By Robyn Douglass
A raucous festive season is sorely needed in Australia — but we’d settle for a bit of joy and a good dollop of peace on earth. After we’ve experienced three years of bushfires, COVID lockdowns, and illness, two La Niña events in the Pacific have turned the weather in the east of the country wet and wild.
In central New South Wales, towns and farms are under water, and the crisis is immediate.
But as the astonishing flows drain into the Murray-Darling Basin, the nation’s food bowl, rivers’ relentless rise is monitored as people in three states prepare for record-breaking surges. Australia’s Bureau of Meteorology said to expect two peaks — one in early December and one closer to Christmas.
Anglican churches and agencies are in the center of all this, working and praying. The affected dioceses mostly have small population centers spread across vast areas.
Anglicare, the church’s welfare arm in southern New South Wales, has staff meeting the demand for emergency assistance.
In the Diocese of Bathurst, Sue West is Anglicare’s manager of disaster recovery. She has rallied her team three times in as many weeks. They work cooperatively with other agencies to receive and register people evacuated from their homes.
“Some people had to escape with nothing but the clothes they stood up in, so we bring essentials like clothing and toiletries,” she told TLC.
“Sometimes the shock hits in the weeks and months after. Many people don’t know, until a week or so later, even whether they have a home to go to.”
After the immediate crisis is over, the team returns for regular recovery visits every couple of days to find out what people need. Support is available from government agencies, but many people need help sorting through what they are eligible for — and applying for assistance.
“Especially primary producers,” West said. “Their crops are destroyed again, as they were last year. Clients are exhausted. Fodder, paddocks, are under water and the grass is contaminated, and if they had any hay, it has probably washed downstream.
“We had a dairy which was milking regularly, but the tankers could not get in to collect the milk, so it had to be tipped down the drain.
“It will have a huge impact over the long term — and we have to continue to be there to walk with them through the next 12, 18 months, two years. … We have to be there for the long haul.”
West said many people don’t know where they are going to be for Christmas. There is a housing shortage throughout the country, and the pressure on accommodation is already acute.

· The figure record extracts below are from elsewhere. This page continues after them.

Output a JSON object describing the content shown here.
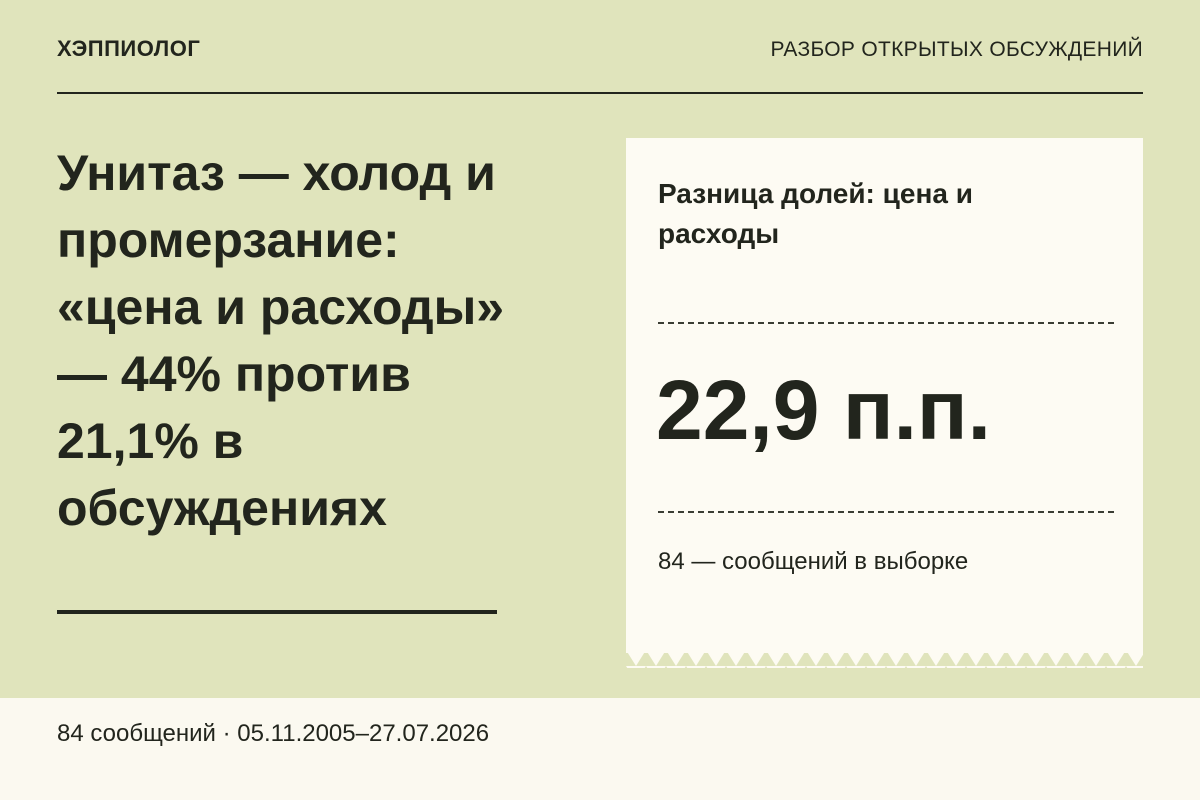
{
  "header": {
    "brand": "ХЭППИОЛОГ",
    "section": "РАЗБОР ОТКРЫТЫХ ОБСУЖДЕНИЙ"
  },
  "headline": "Унитаз — холод и промерзание: «цена и расходы» — 44% против 21,1% в обсуждениях",
  "card": {
    "label": "Разница долей: цена и расходы",
    "value": "22,9 п.п.",
    "note": "84 — сообщений в выборке"
  },
  "footer": {
    "text": "84 сообщений · 05.11.2005–27.07.2026"
  }
}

Further south, Bishop Donald Kirk of the Diocese of Riverina told TLC that “just about every parish in my diocese has been affected by flooding in one way or another.”
Bishop Kirk said none of the churches had been inundated with water yet, “though some are holding their breath.”
Damaged roads have made travel difficult and many communities have been completely cut off. Riverina clergy spoke of their concern for farmers whose livelihoods are being washed away, and for exhausted emergency workers.
The Rev. Paul Kumasaka of Lake Cargelligo Anglican Church said volunteers in his parish work with Anglicare in disaster recovery. They have had two groups of evacuees flown in, and Kumasaka said he invited community groups, including the parish’s Indigenous youth training group, to provide catering. They have been grateful for donated goods, which volunteers sort, pack, and take to people boarding in caravans, hotels, and friends’ homes.
Further south on the Murrumbidgee River, at the Parish of Balranald and Cobb Highway, the Rev. Neale Sommersby is keeping in touch with isolated parishioners via phone and a weekly newsletter. But the church is a hive of activity too, and he has invited groups to provide meals for volunteers who are filling sandbags, and for those who attend State Emergency Services training.
In Wentworth, at the junction of the Murray and Darling Rivers, 185 kilometers (114 miles) downstream, Deacon Mary-Ann Crisp said “people are anxiously waiting to see if their properties or access roads are going to be flooded. It is a difficult time for them.” Meanwhile, they are sandbagging or fixing levees with heavy machinery. In a twist of history, the little church of St. John was built in 1871, the year after a major flood, so “hopefully it is above the present flood level,” she said.
In Renmark, 142 kilometers (88 miles) downstream in the South Australian Diocese of The Murray, the Rev. David Patterson of the Anglican Mission District in Riverland said it has been a slowly unfolding drama as the river rises. This has given his huge parish time to prepare — and gives a new poignancy to the waiting game that is Advent.
Against nature’s big drama, Christmas this year will be a prayerful pause.
“Jesus was also born into an imperfect chaotic world, but there was still room in the manger for people to come and worship him. Christmas this year will be chaotic for some [people] and a little unknown, but we walk by faith, not by sight,” Sommersby said.
Deacon Crisp prays that “people will feel able to put their trust in God no matter what happens; that families will still be able to come together to celebrate Christmas; and that the community spirit which is evident with neighbors helping each other out continues and restores our faith in humanity.”